Além disso, a monarquia também é questionada pelo fato de não ter planejado o futuro desses trabalhadores no período pós-abolição, como enfatiza a professora Antonia Aparecida Quintão, historiadora e presidente do Geledés, Instituto da Mulher Negra: “Ao contrário do que ainda hoje a gente encontra em livros didáticos, a Lei Áurea não libertou da escravidão, muito pelo contrário, a gente costuma dizer que condenou e abandonou a população negra à sua própria sorte, porque é composta só de dois artigos: ‘É extinta a escravidão no Brasil’ e ‘Revogam as disposições em contrário’, ponto final”. 

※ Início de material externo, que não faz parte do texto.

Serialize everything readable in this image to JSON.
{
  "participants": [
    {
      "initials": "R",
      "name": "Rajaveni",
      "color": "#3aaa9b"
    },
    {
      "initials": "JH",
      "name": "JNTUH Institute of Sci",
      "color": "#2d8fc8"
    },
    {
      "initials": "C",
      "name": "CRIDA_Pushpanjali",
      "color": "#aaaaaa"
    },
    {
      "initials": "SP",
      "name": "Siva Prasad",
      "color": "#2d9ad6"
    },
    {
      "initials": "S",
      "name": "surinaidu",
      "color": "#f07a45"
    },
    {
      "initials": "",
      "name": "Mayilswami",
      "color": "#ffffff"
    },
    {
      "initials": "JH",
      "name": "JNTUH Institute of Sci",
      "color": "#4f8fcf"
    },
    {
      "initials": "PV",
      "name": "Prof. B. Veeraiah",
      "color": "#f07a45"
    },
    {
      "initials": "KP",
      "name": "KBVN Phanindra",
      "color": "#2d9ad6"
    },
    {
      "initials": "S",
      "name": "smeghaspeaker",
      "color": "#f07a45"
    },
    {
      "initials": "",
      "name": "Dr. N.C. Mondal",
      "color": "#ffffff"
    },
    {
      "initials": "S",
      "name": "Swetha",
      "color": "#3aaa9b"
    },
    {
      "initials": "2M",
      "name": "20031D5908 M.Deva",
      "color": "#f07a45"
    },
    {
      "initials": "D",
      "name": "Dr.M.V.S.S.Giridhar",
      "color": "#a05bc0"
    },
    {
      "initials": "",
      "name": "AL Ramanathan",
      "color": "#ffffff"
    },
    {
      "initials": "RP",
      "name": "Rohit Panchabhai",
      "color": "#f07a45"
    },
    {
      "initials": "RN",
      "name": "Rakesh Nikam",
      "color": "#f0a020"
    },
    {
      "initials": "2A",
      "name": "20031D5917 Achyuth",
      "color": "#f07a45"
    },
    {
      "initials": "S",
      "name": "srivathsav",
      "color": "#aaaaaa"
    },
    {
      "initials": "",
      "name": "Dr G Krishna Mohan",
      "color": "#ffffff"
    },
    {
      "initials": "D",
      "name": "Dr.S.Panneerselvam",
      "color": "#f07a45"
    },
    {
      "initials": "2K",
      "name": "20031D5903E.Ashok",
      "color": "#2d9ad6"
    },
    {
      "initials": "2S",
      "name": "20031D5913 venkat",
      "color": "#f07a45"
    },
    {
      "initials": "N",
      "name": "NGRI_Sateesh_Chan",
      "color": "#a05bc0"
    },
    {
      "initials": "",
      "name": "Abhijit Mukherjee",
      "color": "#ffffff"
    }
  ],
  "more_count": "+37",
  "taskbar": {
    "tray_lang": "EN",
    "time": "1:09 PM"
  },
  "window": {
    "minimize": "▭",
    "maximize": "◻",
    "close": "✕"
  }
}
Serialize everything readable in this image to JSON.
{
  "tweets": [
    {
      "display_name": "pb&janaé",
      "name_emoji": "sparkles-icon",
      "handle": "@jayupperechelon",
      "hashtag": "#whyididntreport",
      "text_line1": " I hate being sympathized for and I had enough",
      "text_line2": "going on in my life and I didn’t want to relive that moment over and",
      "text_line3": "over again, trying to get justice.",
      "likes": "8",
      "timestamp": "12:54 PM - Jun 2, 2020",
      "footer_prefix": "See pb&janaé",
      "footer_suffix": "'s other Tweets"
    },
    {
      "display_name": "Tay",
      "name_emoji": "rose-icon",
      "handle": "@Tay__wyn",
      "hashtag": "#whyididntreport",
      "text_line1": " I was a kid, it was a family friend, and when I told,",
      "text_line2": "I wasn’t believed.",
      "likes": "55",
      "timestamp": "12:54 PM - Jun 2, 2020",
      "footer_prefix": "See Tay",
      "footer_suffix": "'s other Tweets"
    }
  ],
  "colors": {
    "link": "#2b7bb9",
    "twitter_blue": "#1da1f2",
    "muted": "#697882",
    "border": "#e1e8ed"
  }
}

Segundo a historiadora, mesmo após séculos de exploração, além de não terem sido traçadas estratégias para sobrevivência dessas pessoas, ainda foi aprovada a chamada Lei da Vadiagem, em 1890. “Sem trabalho, como é que você vai garantir o sucesso da sua família? E o que aconteceu na pós-abolição foi que criaram leis que cada vez mais prejudicavam e excluíam a população negra. Por exemplo, com a Lei da Vadiagem, quem seria qualificado como uma pessoa em situação de vadiagem? Aquele que não trabalhava. E quem não trabalhava no Brasil no período da abolição? A população negra. Mas é por que não queria? Não, porque eles eram preteridos no mercado de trabalho, como são até hoje”, observa. 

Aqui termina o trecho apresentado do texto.